Admical publie l'édition 2022 du Baromètre du mécénat d'entreprise en France. Cette nouvelle édition témoigne de la contribution non seulement déterminante mais aussi croissante des ETI au mécénat d'entreprise.

La catégorie ETI est en effet la seule à avoir progressé à la fois en nombre de mécènes et en montant global des dons : 

  • Les ETI représentent 3,3% des entreprises mécènes en 2020 (+100 entreprises vs. 2019) et 26,7% du montant total des dons (+89M€ vs. 2019). 49% des ETI sont mécènes (vs. 47,2 % en 2019).
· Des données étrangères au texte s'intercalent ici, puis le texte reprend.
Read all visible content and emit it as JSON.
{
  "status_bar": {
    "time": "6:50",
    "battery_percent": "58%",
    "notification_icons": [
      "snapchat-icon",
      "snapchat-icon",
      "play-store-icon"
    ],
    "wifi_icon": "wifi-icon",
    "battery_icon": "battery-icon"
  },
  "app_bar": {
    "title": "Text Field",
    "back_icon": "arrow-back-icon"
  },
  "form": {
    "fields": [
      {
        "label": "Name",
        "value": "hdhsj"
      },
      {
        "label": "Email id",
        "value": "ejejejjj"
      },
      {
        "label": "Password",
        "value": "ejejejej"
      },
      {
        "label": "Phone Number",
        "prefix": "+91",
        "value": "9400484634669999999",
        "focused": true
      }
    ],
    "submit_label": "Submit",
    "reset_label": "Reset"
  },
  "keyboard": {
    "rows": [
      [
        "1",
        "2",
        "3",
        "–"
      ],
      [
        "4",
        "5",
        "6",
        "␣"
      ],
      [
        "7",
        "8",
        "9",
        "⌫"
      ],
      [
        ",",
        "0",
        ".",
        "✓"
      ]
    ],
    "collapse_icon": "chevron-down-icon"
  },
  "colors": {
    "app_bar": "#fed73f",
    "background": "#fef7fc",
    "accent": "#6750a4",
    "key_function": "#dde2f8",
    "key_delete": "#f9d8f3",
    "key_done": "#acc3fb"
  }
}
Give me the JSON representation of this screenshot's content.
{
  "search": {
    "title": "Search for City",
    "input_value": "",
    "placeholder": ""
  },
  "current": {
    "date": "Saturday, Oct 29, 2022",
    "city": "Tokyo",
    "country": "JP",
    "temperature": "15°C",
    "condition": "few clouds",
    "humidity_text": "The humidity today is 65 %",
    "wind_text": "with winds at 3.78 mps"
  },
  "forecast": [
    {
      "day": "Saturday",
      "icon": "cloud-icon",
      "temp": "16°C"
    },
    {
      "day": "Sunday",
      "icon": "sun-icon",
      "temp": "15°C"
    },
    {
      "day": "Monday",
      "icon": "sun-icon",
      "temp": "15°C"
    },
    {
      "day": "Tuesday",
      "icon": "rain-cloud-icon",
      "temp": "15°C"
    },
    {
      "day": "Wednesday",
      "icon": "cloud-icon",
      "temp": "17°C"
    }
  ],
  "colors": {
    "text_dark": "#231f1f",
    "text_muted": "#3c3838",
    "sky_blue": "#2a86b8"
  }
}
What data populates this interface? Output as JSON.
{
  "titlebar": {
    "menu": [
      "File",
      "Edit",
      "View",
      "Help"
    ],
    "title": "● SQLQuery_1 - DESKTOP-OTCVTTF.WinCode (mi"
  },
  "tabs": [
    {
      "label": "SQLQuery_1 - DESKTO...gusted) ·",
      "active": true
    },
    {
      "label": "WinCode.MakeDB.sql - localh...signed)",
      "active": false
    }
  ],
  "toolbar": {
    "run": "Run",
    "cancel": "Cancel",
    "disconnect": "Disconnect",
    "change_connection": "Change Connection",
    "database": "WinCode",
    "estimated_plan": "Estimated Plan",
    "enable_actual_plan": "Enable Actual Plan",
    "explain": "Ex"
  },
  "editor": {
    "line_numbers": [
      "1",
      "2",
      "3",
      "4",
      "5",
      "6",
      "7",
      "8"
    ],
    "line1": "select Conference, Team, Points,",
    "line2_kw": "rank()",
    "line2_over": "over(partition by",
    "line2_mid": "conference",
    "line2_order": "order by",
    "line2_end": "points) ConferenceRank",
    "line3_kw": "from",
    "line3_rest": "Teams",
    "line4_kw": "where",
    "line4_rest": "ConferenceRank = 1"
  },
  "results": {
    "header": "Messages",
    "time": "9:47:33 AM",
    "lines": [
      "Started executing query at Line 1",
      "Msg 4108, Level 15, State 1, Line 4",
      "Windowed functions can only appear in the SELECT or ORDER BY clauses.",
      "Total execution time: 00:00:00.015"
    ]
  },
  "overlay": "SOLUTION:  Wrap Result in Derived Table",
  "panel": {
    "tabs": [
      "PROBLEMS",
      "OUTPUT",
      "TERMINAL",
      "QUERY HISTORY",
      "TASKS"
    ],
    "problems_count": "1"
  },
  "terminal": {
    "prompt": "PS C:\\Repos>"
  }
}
  • Les ETI mécènes sont principalement engagées dans la Culture et la Préservation du patrimoine (46%), le Social (40%), l’Éducation (32%) et le Sport (29%).
  • 84% des ETI agissent au niveau local ou régional, 64% au niveau national et 20 % à l’international.
  • 47% des ETI pratiquent le mécénat pour renforcer l’ancrage territorial de leur entreprise, 46% pour exprimer et incarner les valeurs de l'entreprise, 32% pour valoriser la réputation ou l’image de l’entreprise.
  • 72% des ETI pensent que leur budget mécénat va rester stable dans les deux ans à venir. 21% pensent qu'il va augmenter.